Wang Hui, Liu Zhe, Sun Lina, Luo Qing
Key Laboratory of Regional Environment and Eco-Remediation, Ministry of Education, Shenyang University, Shenyang, Liaoning Province, 110044, China.
Key Laboratory of Pollution Ecology and Environment Engineering, Institute of Applied Ecology, Chinese Academy of Sciences, Shenyang, Liaoning Province, 110016, China.
PLoS One. 2015 May 29;10(5):e0127535. doi: 10.1371/journal.pone.0127535. eCollection 2015.
The objective of this study is to optimize the river monitoring network in Taizihe River, Northeast China. The situation of the network and water characteristics were studied in this work. During this study, water samples were collected once a month during January 2009 - December 2010 from seventeen sites. Futhermore, the 16 monitoring indexes were analyzed in the field and laboratory. The pH value of surface water sample was found to be in the range of 6.83 to 9.31, and the average concentrations of NH4(+)-N, chemical oxygen demand (COD), volatile phenol and total phosphorus (TP) were found decreasing significantly. The water quality of the river has been improved from 2009 to 2010. Through the calculation of the data availability and the correlation between adjacent sections, it was found that the present monitoring network was inefficient as well as the optimization was indispensable. In order to improve the situation, the matter element analysis and gravity distance were applied in the optimization of river monitoring network, which were proved to be a useful method to optimize river quality monitoring network. The amount of monitoring sections were cut from 17 to 13 for the monitoring network was more cost-effective after being optimized. The results of this study could be used in developing effective management strategies to improve the environmental quality of Taizihe River. Also, the results show that the proposed model can be effectively used for the optimal design of monitoring networks in river systems.
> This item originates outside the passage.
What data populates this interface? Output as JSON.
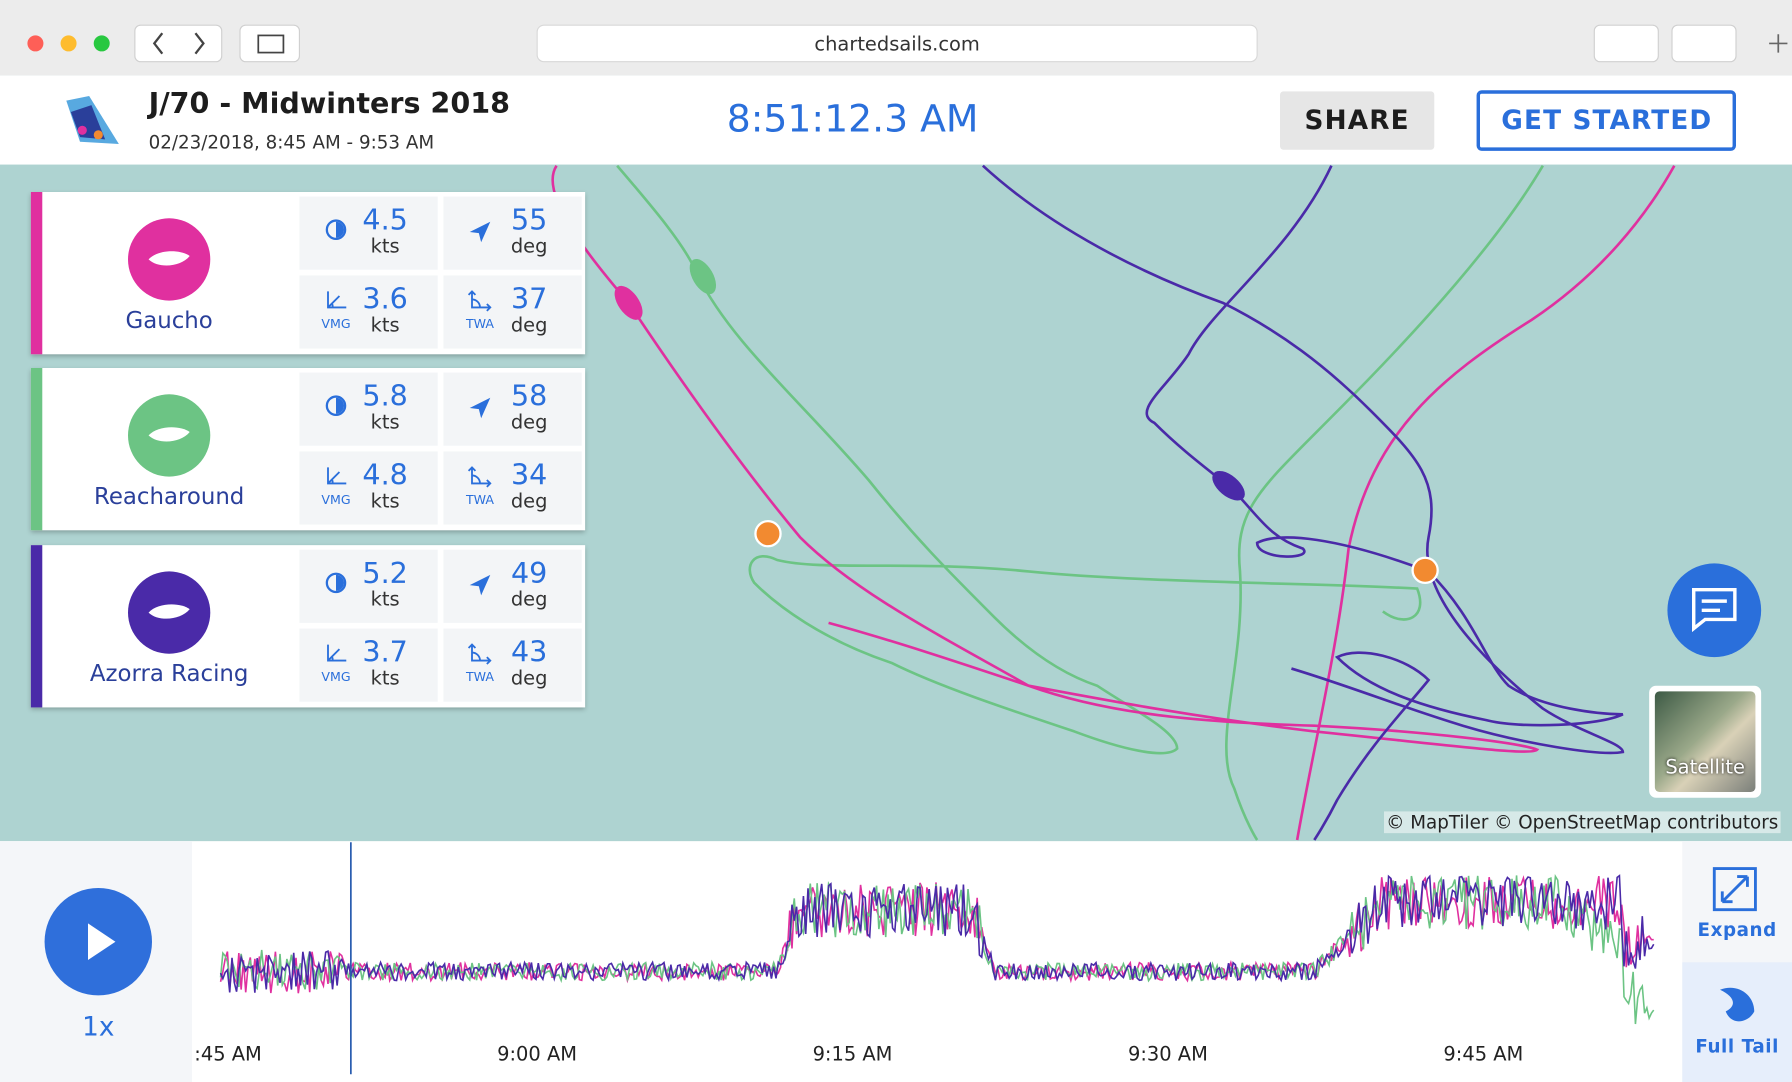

本研究的目的是优化中国东北太子河的河流监测网络。在这项工作中,研究了该网络的情况和水体特征。在2009年1月至2010年12月期间,每月从17个站点采集一次水样。此外,在现场和实验室对16项监测指标进行了分析。发现地表水水样的pH值在6.83至9.31范围内,并且NH4(+)-N、化学需氧量(COD)、挥发酚和总磷(TP)的平均浓度显著下降。从2009年到2010年,该河流水质有所改善。通过计算数据可用性和相邻断面之间的相关性,发现当前的监测网络效率低下,因此优化是必不可少的。为了改善这种情况,在河流监测网络优化中应用了物元分析和重心距离法,事实证明这是一种优化河流水质监测网络的有效方法。优化后的监测网络更具成本效益,监测断面数量从17个减少到了13个。本研究结果可用于制定有效的管理策略,以改善太子河的环境质量。此外,结果表明所提出的模型可有效地用于河流系统监测网络的优化设计。